— Joël, ce n’est pas à ce moyen-là qu’il faut recourir. Tu peux m’en croire, mon ami.
— Et lequel, alors ? Dis vite, car tu me fais mourir d’impatience avec tes réticences.
— Eh bien ! il faut réserver en cachette la plus grosse partie de la somme. Nous la donnerons à Tina, à l’insu de notre oncle. De cette façon le ménage aura un peu plus de répit pour attendre les rentrées des clients, qui se font continuellement tirer l’oreille pour payer.
En haut, dans sa chambre, le vieux docteur avait tressailli.
Ainsi, son secret, le secret de son dénuement qu’il croyait si bien gardé, cette petite fille, elle aussi, le possédait.

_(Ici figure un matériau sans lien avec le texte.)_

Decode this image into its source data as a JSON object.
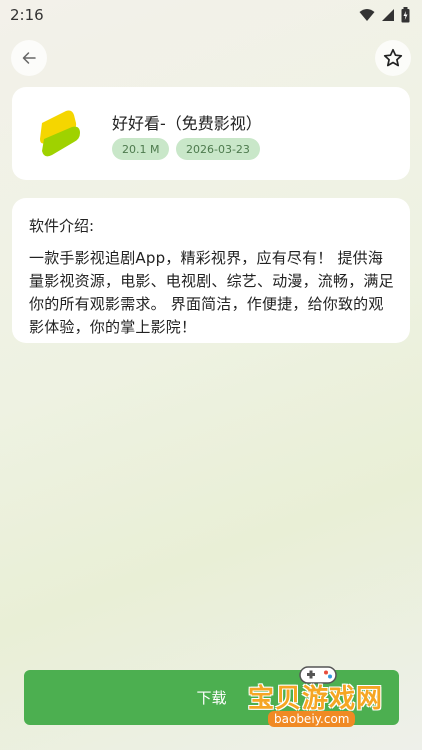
{
  "status_bar": {
    "time": "2:16"
  },
  "header": {
    "back_icon": "arrow-left-icon",
    "favorite_icon": "star-outline-icon"
  },
  "app": {
    "name": "好好看-（免费影视）",
    "size": "20.1 M",
    "date": "2026-03-23",
    "logo_colors": [
      "#f5d600",
      "#9fd200"
    ],
    "tag_bg": "#c9e7c9"
  },
  "intro": {
    "heading": "软件介绍:",
    "body": "一款手影视追剧App，精彩视界，应有尽有！ 提供海量影视资源，电影、电视剧、综艺、动漫，流畅，满足你的所有观影需求。 界面简洁，作便捷，给你致的观影体验，你的掌上影院！"
  },
  "download": {
    "label": "下载",
    "color": "#4caf50"
  },
  "watermark": {
    "text": "宝贝游戏网",
    "url": "baobeiy.com"
  }
}
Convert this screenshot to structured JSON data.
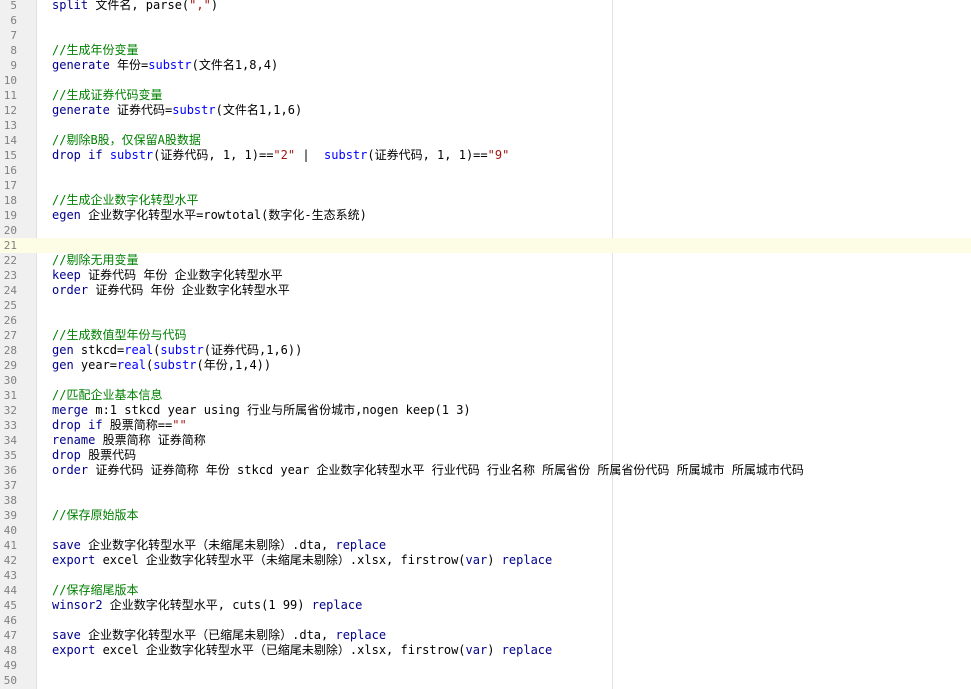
{
  "editor": {
    "colors": {
      "keyword": "#00008b",
      "function": "#0000ff",
      "comment": "#008000",
      "string": "#a31515",
      "text": "#000000",
      "line_number": "#808080",
      "current_line_bg": "#fdfde5"
    },
    "current_line": 21,
    "lines": [
      {
        "n": "5",
        "tokens": [
          {
            "t": "kw",
            "v": "split"
          },
          {
            "t": "",
            "v": " 文件名, parse("
          },
          {
            "t": "st",
            "v": "\",\""
          },
          {
            "t": "",
            "v": ")"
          }
        ]
      },
      {
        "n": "6",
        "tokens": []
      },
      {
        "n": "7",
        "tokens": []
      },
      {
        "n": "8",
        "tokens": [
          {
            "t": "cm",
            "v": "//生成年份变量"
          }
        ]
      },
      {
        "n": "9",
        "tokens": [
          {
            "t": "kw",
            "v": "generate"
          },
          {
            "t": "",
            "v": " 年份="
          },
          {
            "t": "fn",
            "v": "substr"
          },
          {
            "t": "",
            "v": "(文件名1,8,4)"
          }
        ]
      },
      {
        "n": "10",
        "tokens": []
      },
      {
        "n": "11",
        "tokens": [
          {
            "t": "cm",
            "v": "//生成证券代码变量"
          }
        ]
      },
      {
        "n": "12",
        "tokens": [
          {
            "t": "kw",
            "v": "generate"
          },
          {
            "t": "",
            "v": " 证券代码="
          },
          {
            "t": "fn",
            "v": "substr"
          },
          {
            "t": "",
            "v": "(文件名1,1,6)"
          }
        ]
      },
      {
        "n": "13",
        "tokens": []
      },
      {
        "n": "14",
        "tokens": [
          {
            "t": "cm",
            "v": "//剔除B股，仅保留A股数据"
          }
        ]
      },
      {
        "n": "15",
        "tokens": [
          {
            "t": "kw",
            "v": "drop if"
          },
          {
            "t": "",
            "v": " "
          },
          {
            "t": "fn",
            "v": "substr"
          },
          {
            "t": "",
            "v": "(证券代码, 1, 1)=="
          },
          {
            "t": "st",
            "v": "\"2\""
          },
          {
            "t": "",
            "v": " |  "
          },
          {
            "t": "fn",
            "v": "substr"
          },
          {
            "t": "",
            "v": "(证券代码, 1, 1)=="
          },
          {
            "t": "st",
            "v": "\"9\""
          }
        ]
      },
      {
        "n": "16",
        "tokens": []
      },
      {
        "n": "17",
        "tokens": []
      },
      {
        "n": "18",
        "tokens": [
          {
            "t": "cm",
            "v": "//生成企业数字化转型水平"
          }
        ]
      },
      {
        "n": "19",
        "tokens": [
          {
            "t": "kw",
            "v": "egen"
          },
          {
            "t": "",
            "v": " 企业数字化转型水平=rowtotal(数字化-生态系统)"
          }
        ]
      },
      {
        "n": "20",
        "tokens": []
      },
      {
        "n": "21",
        "tokens": []
      },
      {
        "n": "22",
        "tokens": [
          {
            "t": "cm",
            "v": "//剔除无用变量"
          }
        ]
      },
      {
        "n": "23",
        "tokens": [
          {
            "t": "kw",
            "v": "keep"
          },
          {
            "t": "",
            "v": " 证券代码 年份 企业数字化转型水平"
          }
        ]
      },
      {
        "n": "24",
        "tokens": [
          {
            "t": "kw",
            "v": "order"
          },
          {
            "t": "",
            "v": " 证券代码 年份 企业数字化转型水平"
          }
        ]
      },
      {
        "n": "25",
        "tokens": []
      },
      {
        "n": "26",
        "tokens": []
      },
      {
        "n": "27",
        "tokens": [
          {
            "t": "cm",
            "v": "//生成数值型年份与代码"
          }
        ]
      },
      {
        "n": "28",
        "tokens": [
          {
            "t": "kw",
            "v": "gen"
          },
          {
            "t": "",
            "v": " stkcd="
          },
          {
            "t": "fn",
            "v": "real"
          },
          {
            "t": "",
            "v": "("
          },
          {
            "t": "fn",
            "v": "substr"
          },
          {
            "t": "",
            "v": "(证券代码,1,6))"
          }
        ]
      },
      {
        "n": "29",
        "tokens": [
          {
            "t": "kw",
            "v": "gen"
          },
          {
            "t": "",
            "v": " year="
          },
          {
            "t": "fn",
            "v": "real"
          },
          {
            "t": "",
            "v": "("
          },
          {
            "t": "fn",
            "v": "substr"
          },
          {
            "t": "",
            "v": "(年份,1,4))"
          }
        ]
      },
      {
        "n": "30",
        "tokens": []
      },
      {
        "n": "31",
        "tokens": [
          {
            "t": "cm",
            "v": "//匹配企业基本信息"
          }
        ]
      },
      {
        "n": "32",
        "tokens": [
          {
            "t": "kw",
            "v": "merge"
          },
          {
            "t": "",
            "v": " m:1 stkcd year using 行业与所属省份城市,nogen keep(1 3)"
          }
        ]
      },
      {
        "n": "33",
        "tokens": [
          {
            "t": "kw",
            "v": "drop if"
          },
          {
            "t": "",
            "v": " 股票简称=="
          },
          {
            "t": "st",
            "v": "\"\""
          }
        ]
      },
      {
        "n": "34",
        "tokens": [
          {
            "t": "kw",
            "v": "rename"
          },
          {
            "t": "",
            "v": " 股票简称 证券简称"
          }
        ]
      },
      {
        "n": "35",
        "tokens": [
          {
            "t": "kw",
            "v": "drop"
          },
          {
            "t": "",
            "v": " 股票代码"
          }
        ]
      },
      {
        "n": "36",
        "tokens": [
          {
            "t": "kw",
            "v": "order"
          },
          {
            "t": "",
            "v": " 证券代码 证券简称 年份 stkcd year 企业数字化转型水平 行业代码 行业名称 所属省份 所属省份代码 所属城市 所属城市代码"
          }
        ]
      },
      {
        "n": "37",
        "tokens": []
      },
      {
        "n": "38",
        "tokens": []
      },
      {
        "n": "39",
        "tokens": [
          {
            "t": "cm",
            "v": "//保存原始版本"
          }
        ]
      },
      {
        "n": "40",
        "tokens": []
      },
      {
        "n": "41",
        "tokens": [
          {
            "t": "kw",
            "v": "save"
          },
          {
            "t": "",
            "v": " 企业数字化转型水平（未缩尾未剔除）.dta, "
          },
          {
            "t": "kw",
            "v": "replace"
          }
        ]
      },
      {
        "n": "42",
        "tokens": [
          {
            "t": "kw",
            "v": "export"
          },
          {
            "t": "",
            "v": " excel 企业数字化转型水平（未缩尾未剔除）.xlsx, firstrow("
          },
          {
            "t": "kw",
            "v": "var"
          },
          {
            "t": "",
            "v": ") "
          },
          {
            "t": "kw",
            "v": "replace"
          }
        ]
      },
      {
        "n": "43",
        "tokens": []
      },
      {
        "n": "44",
        "tokens": [
          {
            "t": "cm",
            "v": "//保存缩尾版本"
          }
        ]
      },
      {
        "n": "45",
        "tokens": [
          {
            "t": "kw",
            "v": "winsor2"
          },
          {
            "t": "",
            "v": " 企业数字化转型水平, cuts(1 99) "
          },
          {
            "t": "kw",
            "v": "replace"
          }
        ]
      },
      {
        "n": "46",
        "tokens": []
      },
      {
        "n": "47",
        "tokens": [
          {
            "t": "kw",
            "v": "save"
          },
          {
            "t": "",
            "v": " 企业数字化转型水平（已缩尾未剔除）.dta, "
          },
          {
            "t": "kw",
            "v": "replace"
          }
        ]
      },
      {
        "n": "48",
        "tokens": [
          {
            "t": "kw",
            "v": "export"
          },
          {
            "t": "",
            "v": " excel 企业数字化转型水平（已缩尾未剔除）.xlsx, firstrow("
          },
          {
            "t": "kw",
            "v": "var"
          },
          {
            "t": "",
            "v": ") "
          },
          {
            "t": "kw",
            "v": "replace"
          }
        ]
      },
      {
        "n": "49",
        "tokens": []
      },
      {
        "n": "50",
        "tokens": []
      }
    ]
  }
}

Maïna continua, avec le même accent de délicate attention :
— Tu comprends bien, Joël, n’est-ce pas ? que Tina ne m’a parlé de rien. Elle se ferait hacher, la pauvre femme, avant de révéler la détresse de son maître. Elle ressemble au Caleb du roman de Walter Scott que tu m’as fait lire, quand j’étais toute petite. — Seulement, moi, je vois clair et, à tout instant, je trouve les indices de cette gêne.
— Chère enfant ! — murmura là-haut le docteur avec émotion.

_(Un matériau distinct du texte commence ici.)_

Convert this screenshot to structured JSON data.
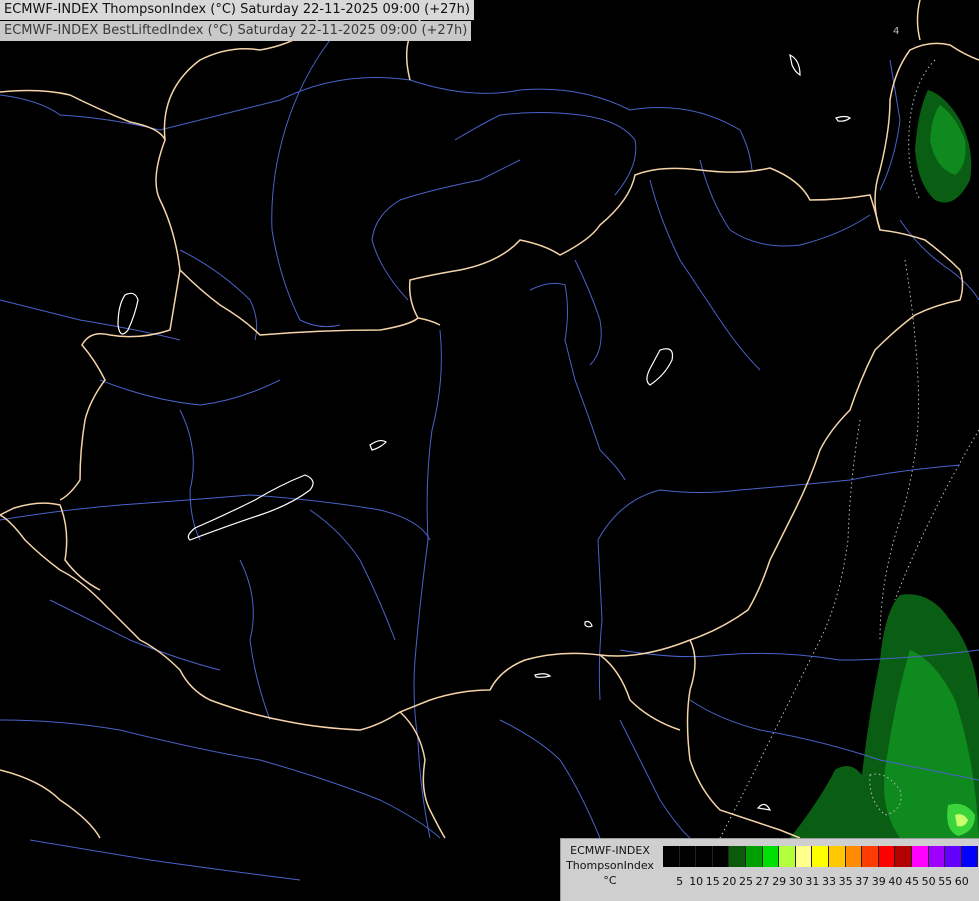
{
  "titles": {
    "line1": "ECMWF-INDEX ThompsonIndex (°C) Saturday 22-11-2025 09:00 (+27h)",
    "line2": "ECMWF-INDEX BestLiftedIndex (°C) Saturday 22-11-2025 09:00 (+27h)"
  },
  "map": {
    "background_color": "#000000",
    "border_color": "#f5d4a8",
    "river_color": "#4a63c8",
    "lake_outline_color": "#ffffff",
    "field_colors": {
      "dark_green": "#0a5e14",
      "green": "#0e8a1e",
      "light_green": "#3cd43c",
      "yellow_green": "#c8ff6a"
    },
    "contour_label": "4"
  },
  "legend": {
    "caption_line1": "ECMWF-INDEX",
    "caption_line2": "ThompsonIndex",
    "caption_line3": "°C",
    "labels": [
      "5",
      "10",
      "15",
      "20",
      "25",
      "27",
      "29",
      "30",
      "31",
      "33",
      "35",
      "37",
      "39",
      "40",
      "45",
      "50",
      "55",
      "60"
    ],
    "colors": [
      "#000000",
      "#000000",
      "#000000",
      "#000000",
      "#0a5a0a",
      "#00a000",
      "#00e000",
      "#b4ff3c",
      "#ffff8c",
      "#ffff00",
      "#ffc800",
      "#ff8c00",
      "#ff3c00",
      "#ff0000",
      "#b40000",
      "#ff00ff",
      "#a000ff",
      "#6400ff",
      "#0000ff"
    ]
  }
}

Joël reprenait la parole, à cette heure. Il était aisé de voir, au tremblement de sa voix, qu’il était attendri.
— Bonne Tina ! — Tu as raison, Maïna. Ce serait folie que de dépenser cette somme en bagatelles. Tu as raison. Mets de côté, mais tiens ! il y a un cadeau que je puis faire. Je t’en charge absolument.